Riordino province, "discutere sulla suddivisione dei distretti sanitari"

"Entro pochi giorni (20 febbraio) i Consigli Comunali della nostra Provincia dovranno pronunciarsi in merito all’idea di suddividere o meno il territorio in Ambiti omogenei ai distretti sanitari"

Nota - Questo comunicato è stato pubblicato integralmente come contributo esterno. Questo contenuto non è pertanto un articolo prodotto dalla redazione di RiminiToday

"Entro pochi giorni (20 febbraio) i Consigli Comunali della nostra Provincia dovranno pronunciarsi in merito all’idea di suddividere o meno il territorio in Ambiti omogenei ai distretti sanitari. Tale indicazione non sarà priva di conseguenze, perché la legge regionale n.23 del 2012, prevede che in ogni ambito ci sia  solo una Unione di Comuni e a questa unione saranno devolute nuove e più importanti competenze  e nuovi importanti finanziamenti al fine di migliorare i servizi per i cittadini.

Come al solito la sinistra, che considera le istituzioni come casa sua, ha atteggiamenti diversi in Valconca ed in Valmarecchia, a seconda delle convenienze e propone soluzioni diverse di volta in volta dettate del PD locale.
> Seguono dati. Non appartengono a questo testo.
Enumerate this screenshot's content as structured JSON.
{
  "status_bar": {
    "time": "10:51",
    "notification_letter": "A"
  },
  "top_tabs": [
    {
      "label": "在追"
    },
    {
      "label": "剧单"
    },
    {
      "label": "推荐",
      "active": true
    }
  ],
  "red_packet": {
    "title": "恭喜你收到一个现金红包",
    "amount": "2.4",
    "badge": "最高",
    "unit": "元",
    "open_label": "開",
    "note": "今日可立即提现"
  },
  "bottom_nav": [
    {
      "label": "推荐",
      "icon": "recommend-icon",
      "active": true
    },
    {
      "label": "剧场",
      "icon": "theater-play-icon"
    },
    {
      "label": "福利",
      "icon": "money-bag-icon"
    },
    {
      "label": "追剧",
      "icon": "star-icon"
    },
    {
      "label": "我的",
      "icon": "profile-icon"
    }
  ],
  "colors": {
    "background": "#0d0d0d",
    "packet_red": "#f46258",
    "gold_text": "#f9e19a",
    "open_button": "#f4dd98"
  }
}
La nostra posizione e' chiara. In Valmarecchia i consiglieri di centro destra, sono orientati a prevedere l’individuazione di due ambiti uno per "l'alta valle" ed uno per la “bassa valle” in  attesa di valutare, nei successivi tre anni previsti dalla legge regionale, la convenienza per i cittadini di arrivare ad una Unione più ampia e magari di valutare anche eventuali ipotesi di fusione di comuni.

Ci tengo a ricordare, che il centro destra della Valmarecchia ha potuto costruire una posizione pressoché univoca e consapevole anche perché su questo progetto di riordino stiamo discutendo da mesi in convegni ed incontri che ho contribuito ad  organizzare sul territorio, proprio con l'intento di essere protagonisti e non comparse di un processo di riordino istituzionale così importante.

Grazie a questo lavoro, non andremo a rimorchio della sinistra, ma saremo in grado di influenzare le sue scelte  e di creare i presupposti per avere adeguata rappresentatività nei nuovi organismi che si andranno a formare perché la sinistra e' bene che ricordi che la democrazia consegna il governo delle istituzioni a chi ha il 51% ma non prevede che chi ha il 49% debba scomparire dalla scena in quanto la sua funzione di controllo e' parte fondamentale di ogni dinamica istituzionale.

E visto che le Nuove Unioni, dovranno offrire servizi migliori ai cittadini in tema di protezione civile,pianificazione urbanistica e territoriale e servizi sociali la più ampia condivisione di queste strategie dovrebbe essere perseguita con attenzione proprio da chi intende governare al meglio nell'interesse generale. Noi siamo sul pezzo attrezzati per una discussione costruttiva che rispetti i ruoli ma che salvaguardi l'obiettivo finale che è' quello di far vivere meglio coloro che amministriamo".